DALLAS (1080 KRLD/AP) - A surge in unemployment has started to take a financial toll on the Texas jobless fund.
Texas and at least five other states have already have asked to borrow money from the federal government to pay unemployment claims because state funds are expected to run out.
The borrowing could lead to higher taxes on businesses.
State unemployment benefits are funded by special taxes on employers and paid through state trust funds. Each state sets its own tax rate and benefit payment amounts. When trust funds run low, states can get federal loans that must be repaid with interest. Loans taken out this year would need to be repaid by November 2022, or else the federal government could raise taxes on businesses to recoup the money.
Analysts say many more states are likely to follow suit in the coming months.
“I can't imagine a state that's not going to have to borrow by the end of this year,” said Michele Evermore, a senior policy analyst at the National Employment Law Project, a New York-based group that advocates for low-wage workers and the unemployed.

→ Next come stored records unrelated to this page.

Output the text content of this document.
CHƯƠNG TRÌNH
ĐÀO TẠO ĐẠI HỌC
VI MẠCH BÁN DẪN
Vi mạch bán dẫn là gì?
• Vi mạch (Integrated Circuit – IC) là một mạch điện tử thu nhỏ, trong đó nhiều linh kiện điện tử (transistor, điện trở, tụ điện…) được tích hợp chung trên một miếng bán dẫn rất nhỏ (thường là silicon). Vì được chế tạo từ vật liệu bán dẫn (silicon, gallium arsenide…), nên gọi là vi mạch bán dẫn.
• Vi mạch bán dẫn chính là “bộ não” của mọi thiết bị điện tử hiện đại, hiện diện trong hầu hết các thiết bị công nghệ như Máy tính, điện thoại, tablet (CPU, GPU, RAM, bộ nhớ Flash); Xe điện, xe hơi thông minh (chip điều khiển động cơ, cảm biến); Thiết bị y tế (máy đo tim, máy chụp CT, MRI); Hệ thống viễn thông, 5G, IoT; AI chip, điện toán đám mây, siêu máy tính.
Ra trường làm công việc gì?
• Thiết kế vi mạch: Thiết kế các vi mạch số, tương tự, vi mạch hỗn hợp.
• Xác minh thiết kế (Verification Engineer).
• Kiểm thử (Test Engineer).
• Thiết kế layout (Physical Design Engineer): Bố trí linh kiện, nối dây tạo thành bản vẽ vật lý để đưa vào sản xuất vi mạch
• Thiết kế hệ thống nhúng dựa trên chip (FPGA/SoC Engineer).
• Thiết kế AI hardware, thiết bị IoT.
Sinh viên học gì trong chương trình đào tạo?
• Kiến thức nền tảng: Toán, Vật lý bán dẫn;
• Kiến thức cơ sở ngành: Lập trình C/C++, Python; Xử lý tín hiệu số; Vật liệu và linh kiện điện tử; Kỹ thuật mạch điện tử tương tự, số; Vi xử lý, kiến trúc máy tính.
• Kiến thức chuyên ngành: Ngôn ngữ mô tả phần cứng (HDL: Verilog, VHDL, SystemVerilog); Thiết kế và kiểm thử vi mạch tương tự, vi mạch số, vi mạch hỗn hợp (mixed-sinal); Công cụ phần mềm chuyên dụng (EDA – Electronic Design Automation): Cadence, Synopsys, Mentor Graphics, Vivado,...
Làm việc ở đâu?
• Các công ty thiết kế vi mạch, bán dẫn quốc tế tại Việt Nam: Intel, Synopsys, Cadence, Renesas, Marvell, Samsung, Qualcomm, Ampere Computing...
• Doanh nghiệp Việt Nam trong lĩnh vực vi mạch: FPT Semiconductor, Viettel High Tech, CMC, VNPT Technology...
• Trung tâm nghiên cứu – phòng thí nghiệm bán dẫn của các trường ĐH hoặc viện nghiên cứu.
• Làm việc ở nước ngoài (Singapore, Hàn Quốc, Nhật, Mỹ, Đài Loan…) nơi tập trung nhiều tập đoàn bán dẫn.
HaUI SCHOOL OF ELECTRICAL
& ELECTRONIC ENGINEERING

A law signed by President Donald Trump last month waived the interest on state unemployment loans through the end of this year. But that's a shorter reprieve than was granted during the Great Recession, when interest was waived from February 2009 through December 2010.
The last recession led to the insolvency of unemployment trust funds in 35 states that collectively racked up more than $40 billion of debt to keep paying unemployed workers. It took years for states to repay that.